Among grain leathers there are three general categories: aniline, semi-aniline, and protected. Analine leathers (like Horween’s Chromexcel) are processed using soluble dyes to maintain their natural markings and texture, and do not have a surface pigment or coating. This makes them the most natural-looking leathers, but also more susceptible to scratching, fading and staining.  Semi-analine leathers (like most bridle leathers) are treated with pigments and thus conceal more blemishes and have a more uniform coating, as well as staying more protected. Protected leathers have a non-leather coating sprayed or attached to the leather as a protectant.

The bottom part of the leather, the part that is split off from the grain at the grain/corium junction, goes by many different names, and it can get really, really confusing. Many people refer to this bottom layer of leather as “genuine leather”, however, the term isn’t used consistently and is also used to mean real leather as opposed to manmade faux leathers. More terms you may see: split leather, corrected leather, embossed leather, coated leather, Suede, Napa leather (again, not a consistently used term), painted leather, and more. For our purposes, we’re going to refer to it as split leather.

Split leather can then be sliced down even thinner and used for other purposes. Often a polymer coating is applied and embossed to mimic a grain leather; however these leathers are not nearly as strong or durable. This is sometimes referred to as a finished split.

Another use for split leather is suede, which has been textured to have a napped finish. Suede is often confused with nubuck, which is a grain leather that is textured to have a similar nap finish. The difference is that nubuck is much stronger and more durable than suede, though suede’s softness and pliability make it useful for certain applications.

Bonded leather is the lowest grade of leather, because it is not really leather – just shredded leather scraps and bits reconstituted with a filler and backed with an embossed polyurethane coating. It’s very cheap, but falls apart quickly. Bonded leather is found in low-end furniture and accessories, and sometimes book binding. You may also see this referred to as reconstituted or blended leather.

An old Bible with a bonded leather cover

There are several ways to spot a grain leather mimic, where split or bonded leather is embossed to look like more durable grain leather. If the leather in question has a very uniform or monotonous pattern, it may be evidence of embossing. Artificial leather also doesn’t have a pullup effect, which is a slight color variation when grain leather is bent or folded. Painted or polyurethane layers are non porous and thus do not effectively absorb leather conditioners.

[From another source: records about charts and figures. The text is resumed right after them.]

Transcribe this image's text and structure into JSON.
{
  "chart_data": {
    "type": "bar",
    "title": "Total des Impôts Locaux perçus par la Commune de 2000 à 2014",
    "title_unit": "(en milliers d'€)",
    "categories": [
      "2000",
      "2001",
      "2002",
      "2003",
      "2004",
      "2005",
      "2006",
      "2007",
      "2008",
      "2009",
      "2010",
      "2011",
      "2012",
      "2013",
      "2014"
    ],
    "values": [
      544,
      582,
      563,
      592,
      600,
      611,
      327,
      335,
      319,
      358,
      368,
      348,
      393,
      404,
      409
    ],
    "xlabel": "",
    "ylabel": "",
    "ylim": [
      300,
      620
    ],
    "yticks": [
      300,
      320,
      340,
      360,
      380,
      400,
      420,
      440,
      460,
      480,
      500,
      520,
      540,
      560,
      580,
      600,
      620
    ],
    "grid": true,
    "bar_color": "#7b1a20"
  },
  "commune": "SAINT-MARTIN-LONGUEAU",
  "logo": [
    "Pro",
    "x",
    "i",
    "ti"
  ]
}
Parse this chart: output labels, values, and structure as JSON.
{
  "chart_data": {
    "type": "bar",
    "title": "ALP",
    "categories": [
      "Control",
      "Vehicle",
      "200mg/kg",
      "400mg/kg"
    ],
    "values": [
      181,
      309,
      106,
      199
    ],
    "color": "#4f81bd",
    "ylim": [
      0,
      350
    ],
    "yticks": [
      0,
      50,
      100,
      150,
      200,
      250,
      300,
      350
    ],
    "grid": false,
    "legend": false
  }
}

Again, a word of warning to consumers: many of these terms are not used consistently, and you can get confused easily. The most common mistake I’ve run into is the use of the term “genuine leather”. Genuine leather is most frequently used to describe low quality split leather, but to be honest, it’s a dumb word, because many people (including myself) have made the very easy mistake of assuming that the word “genuine” means the opposite of “fake.” So I’ve seen lots of leather shops use the term “genuine” in their product descriptions, in an attempt to convey the fact that they are not using faux leather. But that term just ends up scaring people off, even if they have a solid product made with decent leather.

Go out there with your newfound knowledge, but be aware that sneaky marketing terms, old-fashioned lingo, and honest mix-ups can make things difficult. So don’t be afraid to ask questions!